The OM-D E-M10 was my first mirrorless camera. I purchased the E-M10 in May 2014 and I still remember the giddiness I had when I pressed the shutter the first time.

Olympus one-upped the E-M10 earlier this morning with their announcement of the OM-D E-M10 Mark II. To me, it looks like the original E-M10 with a better electronic viewfinder, an all-metal build, 5-axis stabilization, and a rearranging of some dials. They also changed the dimensions of the E-M10 Mark II in every direction by a millimeter or two, making the current E-M10 ECG-1 grip obsolete.

These are all good things for the most part, since the original E-M10 was an incredible camera considering its retail price. The original E-M10 was so good, in fact, that my pal Álvaro thinks it was too good. It’s hard to argue his reasoning: The original E-M10 had improvements in almost every category over the OM-D E-M5 and, considering its price, was a far better purchase option than the E-M5.

But now, with the plethora of improvements to the OM-D E-M5 Mark II earlier this year, the E-M10 Mark II doesn’t surpass its bigger brother. The E-M10 Mark II feels much more like an iterative update than the expansive update of the E-M5 Mark II. And as such, I don’t blame anyone for feeling let down by today’s announcement. The E-M10 Mark II looks like a great camera, but not one which will incite current E-M10 owners to upgrade.

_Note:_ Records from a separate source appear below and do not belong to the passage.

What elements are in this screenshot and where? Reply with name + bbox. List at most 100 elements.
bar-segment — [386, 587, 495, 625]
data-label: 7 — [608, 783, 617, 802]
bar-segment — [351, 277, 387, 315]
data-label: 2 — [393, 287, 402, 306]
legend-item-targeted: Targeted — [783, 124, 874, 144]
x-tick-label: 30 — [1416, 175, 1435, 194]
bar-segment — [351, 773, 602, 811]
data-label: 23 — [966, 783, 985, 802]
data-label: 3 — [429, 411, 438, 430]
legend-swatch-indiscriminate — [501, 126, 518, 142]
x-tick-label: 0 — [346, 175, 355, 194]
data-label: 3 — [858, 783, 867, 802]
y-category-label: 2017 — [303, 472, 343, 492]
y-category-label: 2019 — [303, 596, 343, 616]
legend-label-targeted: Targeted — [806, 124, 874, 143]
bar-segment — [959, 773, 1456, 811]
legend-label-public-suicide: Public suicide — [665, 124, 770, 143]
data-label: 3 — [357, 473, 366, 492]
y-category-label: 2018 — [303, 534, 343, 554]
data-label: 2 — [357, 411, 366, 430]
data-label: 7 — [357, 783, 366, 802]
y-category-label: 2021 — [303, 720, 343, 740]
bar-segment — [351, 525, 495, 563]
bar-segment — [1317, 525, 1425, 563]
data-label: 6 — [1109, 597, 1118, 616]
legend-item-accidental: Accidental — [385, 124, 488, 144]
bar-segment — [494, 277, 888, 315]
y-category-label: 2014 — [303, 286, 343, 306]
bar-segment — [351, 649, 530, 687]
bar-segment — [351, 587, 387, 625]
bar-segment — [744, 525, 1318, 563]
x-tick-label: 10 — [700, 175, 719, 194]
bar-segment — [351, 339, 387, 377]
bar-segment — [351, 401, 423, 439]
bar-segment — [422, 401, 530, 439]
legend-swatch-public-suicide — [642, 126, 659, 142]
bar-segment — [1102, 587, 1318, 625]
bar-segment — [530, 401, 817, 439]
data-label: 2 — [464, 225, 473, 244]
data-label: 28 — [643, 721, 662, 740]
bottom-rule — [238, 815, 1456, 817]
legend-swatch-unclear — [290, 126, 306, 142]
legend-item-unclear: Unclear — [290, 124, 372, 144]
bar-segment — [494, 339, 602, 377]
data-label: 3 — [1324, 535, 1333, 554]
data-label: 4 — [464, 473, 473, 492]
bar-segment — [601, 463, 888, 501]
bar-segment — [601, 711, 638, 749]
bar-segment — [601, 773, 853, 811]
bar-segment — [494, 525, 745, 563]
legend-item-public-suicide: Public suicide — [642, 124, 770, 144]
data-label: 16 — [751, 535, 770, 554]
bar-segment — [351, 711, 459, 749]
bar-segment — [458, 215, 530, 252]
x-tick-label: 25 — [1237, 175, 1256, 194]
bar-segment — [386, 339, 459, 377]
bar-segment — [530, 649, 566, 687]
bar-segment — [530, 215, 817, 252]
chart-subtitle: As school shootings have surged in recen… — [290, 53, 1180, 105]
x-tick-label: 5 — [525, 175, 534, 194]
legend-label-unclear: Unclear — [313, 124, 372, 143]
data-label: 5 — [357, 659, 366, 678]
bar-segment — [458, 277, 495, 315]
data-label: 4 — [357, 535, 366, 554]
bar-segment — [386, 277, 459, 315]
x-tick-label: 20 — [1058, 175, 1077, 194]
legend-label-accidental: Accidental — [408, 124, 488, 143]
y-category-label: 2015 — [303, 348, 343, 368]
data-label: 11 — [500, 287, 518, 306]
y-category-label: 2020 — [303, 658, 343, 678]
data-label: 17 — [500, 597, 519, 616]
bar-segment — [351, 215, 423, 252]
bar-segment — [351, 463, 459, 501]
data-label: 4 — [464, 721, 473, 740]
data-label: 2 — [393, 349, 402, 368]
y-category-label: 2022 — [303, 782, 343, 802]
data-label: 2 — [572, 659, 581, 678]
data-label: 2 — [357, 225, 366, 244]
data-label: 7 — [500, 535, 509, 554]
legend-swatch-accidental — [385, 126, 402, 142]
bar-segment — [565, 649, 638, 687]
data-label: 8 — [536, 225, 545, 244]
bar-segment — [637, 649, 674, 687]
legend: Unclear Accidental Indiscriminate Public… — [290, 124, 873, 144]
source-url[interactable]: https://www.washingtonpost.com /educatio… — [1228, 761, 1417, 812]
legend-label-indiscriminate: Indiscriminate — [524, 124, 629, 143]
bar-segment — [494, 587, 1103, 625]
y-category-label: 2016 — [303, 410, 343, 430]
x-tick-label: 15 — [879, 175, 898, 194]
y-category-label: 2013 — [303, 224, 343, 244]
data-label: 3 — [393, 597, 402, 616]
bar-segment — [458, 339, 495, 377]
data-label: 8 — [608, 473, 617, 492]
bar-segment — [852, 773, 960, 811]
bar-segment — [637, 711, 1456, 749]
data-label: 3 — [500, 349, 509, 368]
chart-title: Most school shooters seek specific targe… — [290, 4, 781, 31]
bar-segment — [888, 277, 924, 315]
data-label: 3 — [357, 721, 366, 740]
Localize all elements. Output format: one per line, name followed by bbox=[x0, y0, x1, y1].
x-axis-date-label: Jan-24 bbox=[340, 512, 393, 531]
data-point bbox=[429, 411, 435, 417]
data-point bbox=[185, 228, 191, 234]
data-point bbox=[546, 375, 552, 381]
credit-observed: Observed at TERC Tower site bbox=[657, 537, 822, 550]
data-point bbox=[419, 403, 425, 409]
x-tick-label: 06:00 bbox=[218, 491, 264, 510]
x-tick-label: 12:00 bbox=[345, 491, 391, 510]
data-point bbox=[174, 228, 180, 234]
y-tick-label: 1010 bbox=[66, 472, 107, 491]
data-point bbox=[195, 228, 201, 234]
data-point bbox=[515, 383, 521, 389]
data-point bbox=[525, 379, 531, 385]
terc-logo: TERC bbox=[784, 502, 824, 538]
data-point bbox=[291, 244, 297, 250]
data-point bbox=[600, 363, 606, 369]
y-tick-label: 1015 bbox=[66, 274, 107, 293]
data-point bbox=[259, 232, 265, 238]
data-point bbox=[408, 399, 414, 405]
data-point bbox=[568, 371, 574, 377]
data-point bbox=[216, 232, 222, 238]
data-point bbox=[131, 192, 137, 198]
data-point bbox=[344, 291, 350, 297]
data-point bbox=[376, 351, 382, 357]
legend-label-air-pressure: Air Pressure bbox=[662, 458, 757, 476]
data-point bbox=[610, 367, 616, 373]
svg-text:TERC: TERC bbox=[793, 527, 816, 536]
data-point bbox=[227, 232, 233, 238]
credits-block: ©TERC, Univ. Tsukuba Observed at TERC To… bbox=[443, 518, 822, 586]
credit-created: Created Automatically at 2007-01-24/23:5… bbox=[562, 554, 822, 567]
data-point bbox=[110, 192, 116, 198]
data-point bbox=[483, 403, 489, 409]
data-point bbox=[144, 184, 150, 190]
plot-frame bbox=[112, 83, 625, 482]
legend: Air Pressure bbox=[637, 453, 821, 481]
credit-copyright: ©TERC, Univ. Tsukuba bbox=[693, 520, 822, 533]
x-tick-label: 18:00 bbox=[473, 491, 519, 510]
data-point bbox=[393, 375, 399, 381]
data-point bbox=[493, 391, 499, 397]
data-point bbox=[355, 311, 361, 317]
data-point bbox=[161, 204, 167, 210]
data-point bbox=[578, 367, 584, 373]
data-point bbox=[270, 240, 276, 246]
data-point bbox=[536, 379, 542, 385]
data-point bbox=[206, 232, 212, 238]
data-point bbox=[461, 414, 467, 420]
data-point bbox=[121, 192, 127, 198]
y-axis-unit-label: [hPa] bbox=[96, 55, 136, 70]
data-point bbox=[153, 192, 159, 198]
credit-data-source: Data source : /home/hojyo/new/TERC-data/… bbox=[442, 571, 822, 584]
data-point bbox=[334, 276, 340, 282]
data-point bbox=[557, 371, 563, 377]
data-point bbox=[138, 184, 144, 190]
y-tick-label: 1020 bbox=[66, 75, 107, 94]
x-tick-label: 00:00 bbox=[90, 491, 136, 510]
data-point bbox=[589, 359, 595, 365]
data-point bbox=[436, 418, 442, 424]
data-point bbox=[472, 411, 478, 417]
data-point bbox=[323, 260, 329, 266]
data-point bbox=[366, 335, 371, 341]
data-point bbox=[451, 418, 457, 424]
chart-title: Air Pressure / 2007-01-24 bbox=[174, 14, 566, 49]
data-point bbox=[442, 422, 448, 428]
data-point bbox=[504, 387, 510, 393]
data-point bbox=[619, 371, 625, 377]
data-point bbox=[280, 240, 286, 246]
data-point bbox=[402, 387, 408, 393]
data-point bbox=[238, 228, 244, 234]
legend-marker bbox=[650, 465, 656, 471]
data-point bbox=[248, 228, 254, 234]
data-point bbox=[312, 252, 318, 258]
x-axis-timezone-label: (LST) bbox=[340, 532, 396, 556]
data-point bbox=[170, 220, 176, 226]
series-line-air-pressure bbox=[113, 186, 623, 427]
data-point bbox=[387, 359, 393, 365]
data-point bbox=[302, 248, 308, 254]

Even as a first purchase, I’m left wondering if the original E-M10 — at a now-reduced price — is a better buy. For an extra $250 USD, you get a better electronic viewfinder, a better build, and a better stabilization system in the Mark II. Or, if you haven’t been spoiled by an excellent viewfinder — like the one found in the E-M5 Mark II — and you don’t need an all-metal (non-weather sealed) build, I say save the cash and put it towards the Panasonic Lumix 20mm pancake lens. I still think the original E-M10 and the Lumix pancake lens are a fantastic buy.